First, there is Thread. It’s FAST, like fast instantly. Remember the light switch? It’s so fast, but wireless. It also uses a mesh network, so whenever I add a new smart device / node to my house, it will make the mesh network more reliable.
Second, HomeKit. It’s just fun to add more items to my home network, and the Siri command is just as much fun. Now, as long as I have my phone with me or I’m in the same room as the HomePod mini, I can only talk to Siri and ask her to change the lighting in any room in my house.
The third is the Nanoleaf product itself. This is the most beautiful light bulb I have ever seen. The design of the rhombicosidodecahedron is so unique and stands out from the crowd, the setup process is fast and I have never had an unstable connection between the bulb and the light strip. My only wish now is for these bulbs to be available in Indonesia at the same price as in the US or HK ($ 20).
For now, I am very satisfied with my Nanoleaf bulbs and tapes and look forward to seeing them officially appear on the Indonesian market.
I look forward to adding more smart products to my home, starting with light bulbs and remote control (for lighting). In the future, I plan to have security cameras and smart blinds.
My wish list:
- Smart bulbs, 11 or 12 watts (1000–1200 lumens), white spectrum (non-RGB), for general household use,
- Smart bulbs, 9 watts (800-900 lumens), RGB, for use in the office room, film room and bedroom,
- 11 or 12 watt (1000–1200 lumens) RGB smart light bulbs for use in the living room,
- Smart light strips, 2 m starter, extendable to 8 m,
- Intelligent remote control for physical control of light bulbs and strips,
- Smart cameras that support HomeKit Secure Video,
- Smart blinds and
- Router with mesh network capacity.
All the items on my wish list (except the router) should be Thread-enabled and HomeKit-compatible, because I think this is the future that many of us are heading for.

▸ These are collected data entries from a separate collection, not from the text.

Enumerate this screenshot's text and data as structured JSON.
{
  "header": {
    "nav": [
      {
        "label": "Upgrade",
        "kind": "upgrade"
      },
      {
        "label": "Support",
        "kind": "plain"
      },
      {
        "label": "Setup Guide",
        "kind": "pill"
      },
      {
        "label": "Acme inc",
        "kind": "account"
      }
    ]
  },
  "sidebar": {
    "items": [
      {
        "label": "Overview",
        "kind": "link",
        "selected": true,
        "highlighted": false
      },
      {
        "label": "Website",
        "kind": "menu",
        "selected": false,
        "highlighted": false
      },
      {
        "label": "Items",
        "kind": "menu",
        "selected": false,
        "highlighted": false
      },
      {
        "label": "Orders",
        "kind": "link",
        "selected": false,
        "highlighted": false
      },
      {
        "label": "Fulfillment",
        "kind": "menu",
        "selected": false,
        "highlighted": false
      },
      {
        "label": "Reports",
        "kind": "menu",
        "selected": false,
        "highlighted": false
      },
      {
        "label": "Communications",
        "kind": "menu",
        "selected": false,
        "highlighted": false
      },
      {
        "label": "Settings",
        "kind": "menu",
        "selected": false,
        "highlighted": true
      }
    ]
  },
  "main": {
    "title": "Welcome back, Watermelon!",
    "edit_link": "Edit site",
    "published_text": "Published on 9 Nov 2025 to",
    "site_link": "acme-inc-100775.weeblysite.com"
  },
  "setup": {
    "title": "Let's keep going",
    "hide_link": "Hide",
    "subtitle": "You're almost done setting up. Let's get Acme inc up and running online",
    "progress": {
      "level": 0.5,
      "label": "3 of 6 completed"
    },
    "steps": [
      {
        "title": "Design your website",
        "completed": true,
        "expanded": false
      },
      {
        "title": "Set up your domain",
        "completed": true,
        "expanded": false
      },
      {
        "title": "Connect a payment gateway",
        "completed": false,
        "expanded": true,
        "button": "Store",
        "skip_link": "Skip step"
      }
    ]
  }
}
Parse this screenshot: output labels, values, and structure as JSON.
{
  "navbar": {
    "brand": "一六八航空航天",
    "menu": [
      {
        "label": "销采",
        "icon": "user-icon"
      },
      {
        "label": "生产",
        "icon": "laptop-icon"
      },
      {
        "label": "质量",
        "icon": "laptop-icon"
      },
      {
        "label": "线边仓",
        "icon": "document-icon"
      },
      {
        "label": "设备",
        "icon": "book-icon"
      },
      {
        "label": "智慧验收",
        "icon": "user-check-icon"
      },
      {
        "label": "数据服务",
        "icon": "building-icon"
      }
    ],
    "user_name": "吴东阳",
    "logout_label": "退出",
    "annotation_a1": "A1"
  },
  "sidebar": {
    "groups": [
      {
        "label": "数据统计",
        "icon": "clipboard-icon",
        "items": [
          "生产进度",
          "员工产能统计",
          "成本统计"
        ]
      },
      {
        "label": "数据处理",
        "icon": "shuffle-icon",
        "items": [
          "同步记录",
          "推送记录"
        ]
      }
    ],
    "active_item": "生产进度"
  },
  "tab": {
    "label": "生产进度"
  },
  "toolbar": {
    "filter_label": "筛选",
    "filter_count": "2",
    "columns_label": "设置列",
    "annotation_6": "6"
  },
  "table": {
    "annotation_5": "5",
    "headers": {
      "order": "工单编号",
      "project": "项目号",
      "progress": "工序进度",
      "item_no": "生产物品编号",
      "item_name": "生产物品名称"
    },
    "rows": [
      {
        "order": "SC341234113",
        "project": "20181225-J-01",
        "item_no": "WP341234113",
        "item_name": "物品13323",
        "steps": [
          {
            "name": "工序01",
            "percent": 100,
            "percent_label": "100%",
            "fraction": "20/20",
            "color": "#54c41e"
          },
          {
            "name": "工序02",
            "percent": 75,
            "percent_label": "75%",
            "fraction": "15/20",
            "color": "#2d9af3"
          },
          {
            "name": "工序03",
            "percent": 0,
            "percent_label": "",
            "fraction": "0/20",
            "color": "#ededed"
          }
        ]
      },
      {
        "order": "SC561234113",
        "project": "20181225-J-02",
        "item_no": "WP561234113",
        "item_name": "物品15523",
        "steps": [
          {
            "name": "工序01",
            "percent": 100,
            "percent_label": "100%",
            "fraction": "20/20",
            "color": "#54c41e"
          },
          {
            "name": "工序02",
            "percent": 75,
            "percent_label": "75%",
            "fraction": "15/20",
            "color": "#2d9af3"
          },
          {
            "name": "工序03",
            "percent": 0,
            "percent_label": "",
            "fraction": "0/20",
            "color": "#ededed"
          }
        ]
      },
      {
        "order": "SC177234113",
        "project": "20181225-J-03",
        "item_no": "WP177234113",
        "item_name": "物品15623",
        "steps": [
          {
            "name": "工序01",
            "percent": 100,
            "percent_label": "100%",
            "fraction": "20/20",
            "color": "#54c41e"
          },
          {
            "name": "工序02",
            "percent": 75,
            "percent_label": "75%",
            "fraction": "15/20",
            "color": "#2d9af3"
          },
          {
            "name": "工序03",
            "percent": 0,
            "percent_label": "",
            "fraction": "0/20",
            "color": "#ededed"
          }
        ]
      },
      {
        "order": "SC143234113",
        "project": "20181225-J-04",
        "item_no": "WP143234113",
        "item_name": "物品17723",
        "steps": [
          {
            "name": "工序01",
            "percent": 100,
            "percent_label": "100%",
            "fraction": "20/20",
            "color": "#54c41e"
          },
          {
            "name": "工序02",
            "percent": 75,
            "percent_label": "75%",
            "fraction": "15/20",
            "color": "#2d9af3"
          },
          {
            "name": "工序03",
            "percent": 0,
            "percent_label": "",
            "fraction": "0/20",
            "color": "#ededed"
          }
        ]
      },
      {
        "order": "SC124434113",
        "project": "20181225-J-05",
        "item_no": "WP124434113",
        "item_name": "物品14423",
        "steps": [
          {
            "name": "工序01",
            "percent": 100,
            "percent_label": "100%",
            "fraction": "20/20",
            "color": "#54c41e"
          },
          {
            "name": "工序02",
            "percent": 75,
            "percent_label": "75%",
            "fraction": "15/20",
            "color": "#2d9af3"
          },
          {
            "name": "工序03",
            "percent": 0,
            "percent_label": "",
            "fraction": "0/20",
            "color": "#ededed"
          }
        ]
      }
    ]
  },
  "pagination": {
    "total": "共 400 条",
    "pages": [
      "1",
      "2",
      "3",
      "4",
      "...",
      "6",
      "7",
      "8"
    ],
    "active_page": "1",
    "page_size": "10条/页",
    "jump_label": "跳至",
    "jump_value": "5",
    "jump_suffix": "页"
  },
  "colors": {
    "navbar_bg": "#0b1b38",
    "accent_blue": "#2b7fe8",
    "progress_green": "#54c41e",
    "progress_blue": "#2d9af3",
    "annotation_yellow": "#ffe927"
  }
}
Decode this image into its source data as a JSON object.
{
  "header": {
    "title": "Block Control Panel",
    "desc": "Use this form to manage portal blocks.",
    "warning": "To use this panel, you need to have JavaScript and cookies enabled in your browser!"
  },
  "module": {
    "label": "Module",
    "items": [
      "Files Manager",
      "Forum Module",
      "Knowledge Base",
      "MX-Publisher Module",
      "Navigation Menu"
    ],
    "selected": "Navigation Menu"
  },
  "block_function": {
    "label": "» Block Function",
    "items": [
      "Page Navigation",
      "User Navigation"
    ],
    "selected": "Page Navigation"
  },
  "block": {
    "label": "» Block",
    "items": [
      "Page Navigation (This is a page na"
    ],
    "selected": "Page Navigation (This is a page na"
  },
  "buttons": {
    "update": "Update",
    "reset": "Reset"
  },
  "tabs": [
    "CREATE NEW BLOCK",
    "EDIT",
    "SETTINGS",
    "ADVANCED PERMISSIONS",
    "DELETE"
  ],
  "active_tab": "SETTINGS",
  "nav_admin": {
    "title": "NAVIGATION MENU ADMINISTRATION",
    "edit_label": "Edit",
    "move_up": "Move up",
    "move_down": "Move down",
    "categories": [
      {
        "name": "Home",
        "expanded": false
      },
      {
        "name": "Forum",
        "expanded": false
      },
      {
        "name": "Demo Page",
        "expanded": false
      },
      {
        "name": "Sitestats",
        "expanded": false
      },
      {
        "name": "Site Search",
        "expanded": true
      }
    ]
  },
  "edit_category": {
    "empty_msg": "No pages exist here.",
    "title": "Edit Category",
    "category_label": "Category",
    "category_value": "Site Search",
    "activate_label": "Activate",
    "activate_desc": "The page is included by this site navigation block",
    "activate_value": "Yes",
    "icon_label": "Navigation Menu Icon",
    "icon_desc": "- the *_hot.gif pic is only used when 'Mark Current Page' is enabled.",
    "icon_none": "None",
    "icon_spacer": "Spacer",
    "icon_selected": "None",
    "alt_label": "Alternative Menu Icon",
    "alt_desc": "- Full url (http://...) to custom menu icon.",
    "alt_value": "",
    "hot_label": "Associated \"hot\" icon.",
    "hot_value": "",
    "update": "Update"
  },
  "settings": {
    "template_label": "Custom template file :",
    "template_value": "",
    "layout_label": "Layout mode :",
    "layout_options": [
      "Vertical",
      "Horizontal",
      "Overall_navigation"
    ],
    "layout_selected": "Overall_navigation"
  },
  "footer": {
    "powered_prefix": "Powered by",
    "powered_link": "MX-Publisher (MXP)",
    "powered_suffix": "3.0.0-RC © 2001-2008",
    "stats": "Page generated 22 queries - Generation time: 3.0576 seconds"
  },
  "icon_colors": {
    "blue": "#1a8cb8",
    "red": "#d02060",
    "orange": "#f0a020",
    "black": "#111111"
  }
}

I have experience in product management, IT analysis, software localization and web development. Headquartered in Indonesia, I have been developing and implementing solutions for personal, independent and professional work since 2009. I currently have a full-time job working as a product manager, building mobile applications and websites used by hundreds of thousands of people. farmers, field agents and stakeholders from over 25 countries. I am a big fan of technologies that fade into the background, supporting our daily activities.